When speaking of equality, Sen argues, it would benefit us greatly to ask: “Why equality?” and “Equality of what?” Today, when a politician, journalist or blogger mentions inequality, more often than not they are referring to income inequality: the distribution of yearly income for a household or an individual. It is true that income inequality is easy to measure and easy for the majority of the population to understand, but to a large extent it ignores what Sen would call “the basic heterogeneity of human beings” and “the multiplicity of variables in terms of which equality can be judged.” After all, inequality is much more than one’s salary—it is also where you can afford to go to school, the type of groceries you can buy, the safety of your neighborhood, the hospital that you go to when you get sick, the opportunities for a job and much, much more. Understandably, these variables are difficult to measure. But they are just as (if not more) relevant in our nationwide discussion of inequality. Even if distribution were equal, Sen writes, “two persons holding the same bundle of primary goods can have very different freedoms to pursue their respective conceptions of the good.”

Some prominent writers on the subject of inequality turn to the Gini coefficient to measure inequality across nations. This number has dominated much of the conversation on the subject of world inequality. It is, as we will explain later, a useful but perhaps imperfect calculation of inequality. The Gini coefficient, usually expressed as a number between 0 and 1, measures income dispersion by calculating the ratio of the area between the line of perfect income equality and the Lorenz curve. Most commonly it is used to measure income after taxes and transfers (this is a major factor when comparing the US with the EU). An unequal nation will have a Gini coefficient closer to 1 while an equal nation will have a coefficient closer to 0. In recent years the United States has hovered around the .45 mark. Brazil was calculated at .519 in 2012. South Korea and Russia are slightly more equal according to the Gini coefficient, ranking at .419 and .417 respectively in 2011.

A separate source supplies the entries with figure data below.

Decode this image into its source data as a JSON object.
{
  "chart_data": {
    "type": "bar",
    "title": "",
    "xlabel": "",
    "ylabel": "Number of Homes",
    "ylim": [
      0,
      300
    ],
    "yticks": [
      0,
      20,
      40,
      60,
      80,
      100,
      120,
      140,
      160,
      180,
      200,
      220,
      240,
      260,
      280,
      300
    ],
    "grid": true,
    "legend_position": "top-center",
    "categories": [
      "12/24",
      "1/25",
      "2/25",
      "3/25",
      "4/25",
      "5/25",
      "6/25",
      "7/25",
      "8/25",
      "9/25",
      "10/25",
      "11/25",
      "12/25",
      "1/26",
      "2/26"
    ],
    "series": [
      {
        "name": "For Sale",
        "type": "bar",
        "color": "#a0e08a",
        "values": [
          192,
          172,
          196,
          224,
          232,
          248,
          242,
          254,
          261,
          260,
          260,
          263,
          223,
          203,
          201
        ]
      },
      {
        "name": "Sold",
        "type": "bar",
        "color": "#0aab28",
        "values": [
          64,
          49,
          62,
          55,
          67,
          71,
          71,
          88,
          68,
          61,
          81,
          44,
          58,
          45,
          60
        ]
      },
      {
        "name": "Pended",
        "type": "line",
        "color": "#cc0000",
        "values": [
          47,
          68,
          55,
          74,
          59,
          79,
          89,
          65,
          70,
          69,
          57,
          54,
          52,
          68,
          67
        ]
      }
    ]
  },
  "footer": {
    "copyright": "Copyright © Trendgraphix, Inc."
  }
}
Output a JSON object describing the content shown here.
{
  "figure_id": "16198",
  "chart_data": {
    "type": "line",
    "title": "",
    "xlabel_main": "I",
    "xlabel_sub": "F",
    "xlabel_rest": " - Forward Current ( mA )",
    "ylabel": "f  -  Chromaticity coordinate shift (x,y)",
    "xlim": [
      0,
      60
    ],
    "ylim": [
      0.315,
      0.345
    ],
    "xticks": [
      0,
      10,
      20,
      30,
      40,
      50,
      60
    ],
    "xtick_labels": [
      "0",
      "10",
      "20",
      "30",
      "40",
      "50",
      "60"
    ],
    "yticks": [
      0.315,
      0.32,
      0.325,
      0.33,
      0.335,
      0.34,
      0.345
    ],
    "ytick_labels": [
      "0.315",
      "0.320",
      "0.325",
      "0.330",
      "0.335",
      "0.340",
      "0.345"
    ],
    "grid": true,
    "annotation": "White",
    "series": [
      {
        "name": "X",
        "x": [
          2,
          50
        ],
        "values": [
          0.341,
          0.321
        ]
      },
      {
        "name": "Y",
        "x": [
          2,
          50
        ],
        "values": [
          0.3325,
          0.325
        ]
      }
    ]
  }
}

Yet as Lane Kenworthy points out in his work Jobs with Equality, the Gini coefficient and its effect on inequality can be misleading. Consider the four hypothetical nations in the box below which have been borrowed from Kenworthy’s book.

Table 1

In Society D, inequality is at its highest (if we look at the Gini coefficient), yet poor households are pulling in more money than any other Society. Rather than rising inequality, Kenworthy argues, what should really concern us is that poverty has not improved in America. We should be looking to increase income at the bottom of the spectrum by providing well-paying jobs. The distinction between poverty and inequality is a crucial one. Additionally, the debate over poverty and inequality changes drastically when one frames the argument in relative rather than absolute terms.

In the end we must consider inequality in all of its forms, quantifiable or not. It would help to examine our end goals as well. What type of equality do we hope to achieve? What, if any, is an acceptable level of inequality? To what extent should we allow people to fail? Additionally, the tools that we use to measure inequality in America are somewhat inadequate in measuring inequality worldwide. It is difficult to translate inequality statistics between nations because each country has unique advantages and disadvantages stemming from geography, political institutions, trade agreements and an array of other factors.  Oftentimes the cost of living in “dollars-per-day” is a better measure of poverty because the price of goods and services varies greatly across the globe. Even if we are  limited in our tools for measuring inequality, that should not discourage us from finding new tools and furthering the conversation.